In prion disease, the same pathway is taken — usually the macrophage carries it to a control center. The follicular dendritic cell looks at it and instead of processing it for delivery, the thing starts transforming the dendritic cell’s normal prion proteins to the zombie forms. The follicular dendritic cell then transfers the zombie protein to a B cell who is there to get its orders, “what’s the next thing I need to make antibodies to?” Instead, it gets a load of prions and it goes off somewhere else in the body, as they are programmed to do, and spreads prions.
So it’s the zombie body snatcher?
Right, it’s in disguise. Meanwhile, nobody is really recognizing this as abnormal and they’re passing it on like you would a computer virus. This is a dramatized version of how I sometimes teach prions. It sounds like a process humans are familiar with. Students will remember because they sure know zombie stories.

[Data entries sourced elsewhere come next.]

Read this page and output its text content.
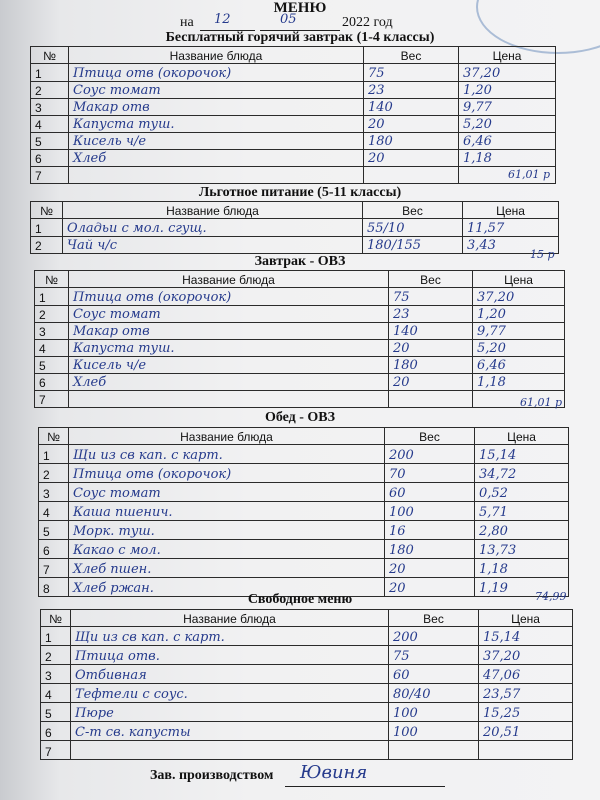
МЕНЮ
на 12	05	2022 год
Бесплатный горячий завтрак (1-4 классы)
№	Название блюда	Вес	Цена
1	Птица отв (окорочок)	75	37,20
2	Соус томат	23	1,20
3	Макар отв	140	9,77
4	Капуста туш.	20	5,20
5	Кисель ч/е	180	6,46
6	Хлеб	20	1,18
7				61,01 р
Льготное питание (5-11 классы)
№	Название блюда	Вес	Цена
1	Оладьи с мол. сгущ.	55/10	11,57
2	Чай ч/с	180/155	3,43
15 р
Завтрак - ОВЗ
№	Название блюда	Вес	Цена
1	Птица отв (окорочок)	75	37,20
2	Соус томат	23	1,20
3	Макар отв	140	9,77
4	Капуста туш.	20	5,20
5	Кисель ч/е	180	6,46
6	Хлеб	20	1,18
7				61,01 р
Обед - ОВЗ
№	Название блюда	Вес	Цена
1	Щи из св кап. с карт.	200	15,14
2	Птица отв (окорочок)	70	34,72
3	Соус томат	60	0,52
4	Каша пшенич.	100	5,71
5	Морк. туш.	16	2,80
6	Какао с мол.	180	13,73
7	Хлеб пшен.	20	1,18
8	Хлеб ржан.	20	1,19
74,99
Свободное меню
№	Название блюда	Вес	Цена
1	Щи из св кап. с карт.	200	15,14
2	Птица отв.	75	37,20
3	Отбивная	60	47,06
4	Тефтели с соус.	80/40	23,57
5	Пюре	100	15,25
6	С-т св. капусты	100	20,51
7			
Зав. производством Ювиня
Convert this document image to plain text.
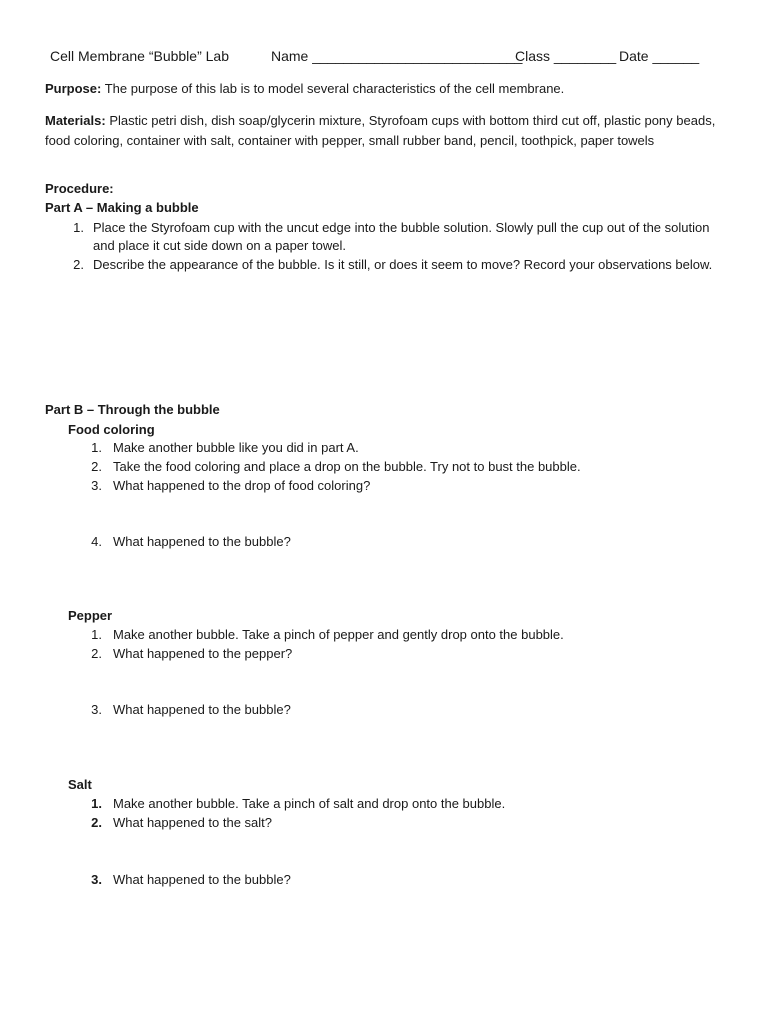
Cell Membrane “Bubble” Lab	Name ___________________________
Class ________ Date ______
Purpose: The purpose of this lab is to model several characteristics of the cell membrane.
Materials: Plastic petri dish, dish soap/glycerin mixture, Styrofoam cups with bottom third cut off, plastic pony beads, food coloring, container with salt, container with pepper, small rubber band, pencil, toothpick, paper towels
Procedure:
Part A – Making a bubble
1. Place the Styrofoam cup with the uncut edge into the bubble solution. Slowly pull the cup out of the solution and place it cut side down on a paper towel.
2. Describe the appearance of the bubble. Is it still, or does it seem to move? Record your observations below.
Part B – Through the bubble
Food coloring
1. Make another bubble like you did in part A.
2. Take the food coloring and place a drop on the bubble. Try not to bust the bubble.
3. What happened to the drop of food coloring?
4. What happened to the bubble?
Pepper
1. Make another bubble. Take a pinch of pepper and gently drop onto the bubble.
2. What happened to the pepper?
3. What happened to the bubble?
Salt
1. Make another bubble. Take a pinch of salt and drop onto the bubble.
2. What happened to the salt?
3. What happened to the bubble?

What would be the definition of “ok, we’ve conquered this”?
Something we could put in a bottle. I’ve only had one thing like that, and that was feline leukemia vaccine.
Here’s the kicker about prions. Even though they’re misfolded versions of normal proteins, the immune system seems not to see them as abnormal or foreign, so there’s no known immune response to prion infection. This is a BIG challenge.
Is it hard to translate science in this way?
Yes, how do you translate science in a way that is not too inaccurate and crude, or too much fantasy, in order to make it understandable and interesting? It has be some of both or people will not listen. We’re all the same, we learn in the same way, just that scientists have been working on one thing at different or more esoteric levels.
Scientists and teachers have to find ways to use those kinds of analogies. We need to learn from an example. That’s why we use stories, we are hard-wired to want stories, but it has to be a story that involves enough common experience to be able to relate to it.
There’s so much we don’t know!
Life is humbling, and science is even more humbling. We just skate around on the surface. There’s so much below the ice to look at and understand.
We have to try to keep looking and understanding how things, animals, people work if we are going to try to exist as productively as we can, do as little damage as we can, and take care of the world that we are using up.